Mahatma
- First page of issue 1 (March 1895)
- Editor: George H. Little
- Frequency: Monthly
- First issue: March 1895
- Final issue Number: February 1906 104 (V9N8)

= Mahatma (magazine) =

Mahatma was a monthly magic periodical founded by George Little, which was published March 1895 – February 1906 (issue 104). According to Alfredson and Daily, it was "the first English language magical serial of any substance". With the September 1902 issue, it became the official magazine of the Society of American Magicians. Mahatma was printed in the back of New York City's Martinka's magic shop.

== Publication history ==
The first issue of Mahatma was published in March 1895. There was a gap in publication of 28 months between issues 8 and 9 of volume 1. During this time, the publishers put out 2 other magazines that followed the numbering of Mahatma: Vaudeville and Artist Era. Vaudeville claimed to be a continuation of Mahatma with a change in name and format, and ran for two issues (Volume 1 Numbers 9 & 10). Only two issues of Artist Era are known to exist (Volume 1 Numbers 11 & 13). When it continued publication of volume 1, Mahatma ignored the numbering of Vaudeville and Artist Era and continued with volume 1 number 9.

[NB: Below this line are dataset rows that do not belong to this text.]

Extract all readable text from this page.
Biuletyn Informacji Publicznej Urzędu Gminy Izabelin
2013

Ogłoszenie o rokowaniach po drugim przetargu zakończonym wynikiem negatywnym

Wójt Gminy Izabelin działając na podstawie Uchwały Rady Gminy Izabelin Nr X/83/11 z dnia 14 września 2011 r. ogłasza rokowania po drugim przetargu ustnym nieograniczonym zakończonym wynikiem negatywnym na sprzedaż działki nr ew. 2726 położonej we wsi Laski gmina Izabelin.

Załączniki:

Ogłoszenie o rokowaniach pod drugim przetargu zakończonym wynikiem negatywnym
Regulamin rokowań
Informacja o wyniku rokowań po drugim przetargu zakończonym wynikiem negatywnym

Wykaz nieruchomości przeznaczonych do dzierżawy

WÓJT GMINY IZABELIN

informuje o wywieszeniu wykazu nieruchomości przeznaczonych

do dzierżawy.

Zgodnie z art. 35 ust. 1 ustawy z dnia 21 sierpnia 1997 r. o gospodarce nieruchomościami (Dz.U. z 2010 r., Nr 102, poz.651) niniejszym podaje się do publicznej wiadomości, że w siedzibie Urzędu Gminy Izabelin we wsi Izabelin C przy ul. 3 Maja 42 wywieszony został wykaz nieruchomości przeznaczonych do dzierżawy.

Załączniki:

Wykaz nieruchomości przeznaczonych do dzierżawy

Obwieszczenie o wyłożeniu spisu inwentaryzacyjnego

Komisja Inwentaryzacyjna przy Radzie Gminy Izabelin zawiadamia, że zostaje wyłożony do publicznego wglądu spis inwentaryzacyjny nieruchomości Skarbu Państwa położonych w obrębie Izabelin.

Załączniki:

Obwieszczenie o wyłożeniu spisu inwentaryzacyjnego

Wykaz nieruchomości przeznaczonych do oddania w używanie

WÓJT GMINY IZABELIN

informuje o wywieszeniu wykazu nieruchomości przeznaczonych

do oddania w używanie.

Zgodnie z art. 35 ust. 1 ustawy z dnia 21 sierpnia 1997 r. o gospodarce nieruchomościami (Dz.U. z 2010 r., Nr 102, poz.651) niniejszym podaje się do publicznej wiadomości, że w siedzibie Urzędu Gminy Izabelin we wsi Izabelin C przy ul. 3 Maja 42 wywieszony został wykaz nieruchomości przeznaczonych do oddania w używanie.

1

in 1902, Mahatma began publishing the meeting notes of the Society of American Magicians. It became the society's official magazine starting with the September 1902 issue.

A complete set comprises nine volumes, all containing 12 issues except for volume 9, which contains only 8. Vaudeville and Artist Era are sometimes considered necessary to complete a collection.